Cache performance is pretty complex, and the really reliable answers are going to come from hardware designers or operating system developers who work specifically with scheduling an dispatching. I used to work in performance analysis tools on large IBM systems, so I can give a partial, slightly-out-of-date answer:
First, cache memory is associative by address. If a piece of memory is addressed, the "cache line" for that address is loaded into cache. Depending on processor design, this could be 4, 8, 16, or 32 bytes in length. (Maybe more.) This will most likely be based on "alilgnment" of hardware addresses; in other words, a 32-byte line will be on a boundary that aligns with a divisible-by-32 address. Your memory reference may be in the beginning, middle, or end of that cache line.
Once it's in the cache, the address is used as a "lookup" to find the cached data.
Locality of reference will help you if the cache line is large enough that an "adjacent" item is referenced that happens to have been cached as part of the cache line. Jumping through your array will defeat this.

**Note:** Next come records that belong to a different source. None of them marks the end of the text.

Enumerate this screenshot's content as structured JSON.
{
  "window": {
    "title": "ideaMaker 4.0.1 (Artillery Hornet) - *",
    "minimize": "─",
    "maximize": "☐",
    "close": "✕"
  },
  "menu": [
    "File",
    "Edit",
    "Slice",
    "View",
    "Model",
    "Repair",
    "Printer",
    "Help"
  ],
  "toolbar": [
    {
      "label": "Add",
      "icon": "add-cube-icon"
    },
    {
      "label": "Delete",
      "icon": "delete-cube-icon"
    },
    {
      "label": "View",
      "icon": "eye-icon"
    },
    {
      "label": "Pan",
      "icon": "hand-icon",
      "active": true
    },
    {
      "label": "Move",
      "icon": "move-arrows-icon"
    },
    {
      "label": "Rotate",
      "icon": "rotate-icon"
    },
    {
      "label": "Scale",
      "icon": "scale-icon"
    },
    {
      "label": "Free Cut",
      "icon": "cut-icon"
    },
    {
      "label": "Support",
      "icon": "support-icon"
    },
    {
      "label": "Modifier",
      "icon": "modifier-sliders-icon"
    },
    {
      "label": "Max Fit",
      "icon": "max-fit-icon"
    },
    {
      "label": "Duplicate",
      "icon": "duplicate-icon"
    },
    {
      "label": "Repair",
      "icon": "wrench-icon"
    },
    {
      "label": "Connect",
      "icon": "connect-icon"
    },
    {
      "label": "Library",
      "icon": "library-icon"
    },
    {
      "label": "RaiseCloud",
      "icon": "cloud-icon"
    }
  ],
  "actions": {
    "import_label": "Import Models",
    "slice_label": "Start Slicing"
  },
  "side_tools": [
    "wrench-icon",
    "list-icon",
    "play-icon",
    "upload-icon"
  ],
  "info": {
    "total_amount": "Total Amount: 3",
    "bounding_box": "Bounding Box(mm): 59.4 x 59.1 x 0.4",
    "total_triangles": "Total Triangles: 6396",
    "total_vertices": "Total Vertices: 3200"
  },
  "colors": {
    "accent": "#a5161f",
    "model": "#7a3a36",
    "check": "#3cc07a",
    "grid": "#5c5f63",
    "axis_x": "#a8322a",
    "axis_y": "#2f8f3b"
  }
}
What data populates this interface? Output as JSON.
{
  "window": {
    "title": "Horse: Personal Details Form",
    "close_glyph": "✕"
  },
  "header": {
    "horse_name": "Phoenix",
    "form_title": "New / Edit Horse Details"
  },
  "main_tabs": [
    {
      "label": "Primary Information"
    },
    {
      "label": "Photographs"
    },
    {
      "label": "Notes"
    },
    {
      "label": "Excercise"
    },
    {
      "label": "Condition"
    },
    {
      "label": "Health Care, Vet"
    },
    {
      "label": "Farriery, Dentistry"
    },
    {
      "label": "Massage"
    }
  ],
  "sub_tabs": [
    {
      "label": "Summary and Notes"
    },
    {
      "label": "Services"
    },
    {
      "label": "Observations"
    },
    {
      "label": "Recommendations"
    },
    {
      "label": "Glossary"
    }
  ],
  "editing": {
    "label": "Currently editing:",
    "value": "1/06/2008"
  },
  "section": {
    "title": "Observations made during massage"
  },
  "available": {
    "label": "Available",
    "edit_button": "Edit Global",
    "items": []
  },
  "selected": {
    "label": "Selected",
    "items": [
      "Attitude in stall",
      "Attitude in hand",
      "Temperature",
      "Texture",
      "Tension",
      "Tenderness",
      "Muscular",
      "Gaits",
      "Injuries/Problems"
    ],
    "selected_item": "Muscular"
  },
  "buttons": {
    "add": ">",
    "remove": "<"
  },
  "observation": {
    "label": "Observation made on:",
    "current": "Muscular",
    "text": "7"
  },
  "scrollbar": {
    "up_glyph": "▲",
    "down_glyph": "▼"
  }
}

Cache designs vary widely based on vendor, product line, processor price, and a whole lot more. Perfect cache optimization is going to be highly elusive unless (1) you know a whole lot about the machine you're going to run on, and (2) you're really not interested in running on any other machine.
One other factor to consider is that 32-bit addresses are half the size of 64-bit addresses, and this has a significant effect on how much data can be cached. Giving more bits to addresses means fewer bits for data, more-or-less.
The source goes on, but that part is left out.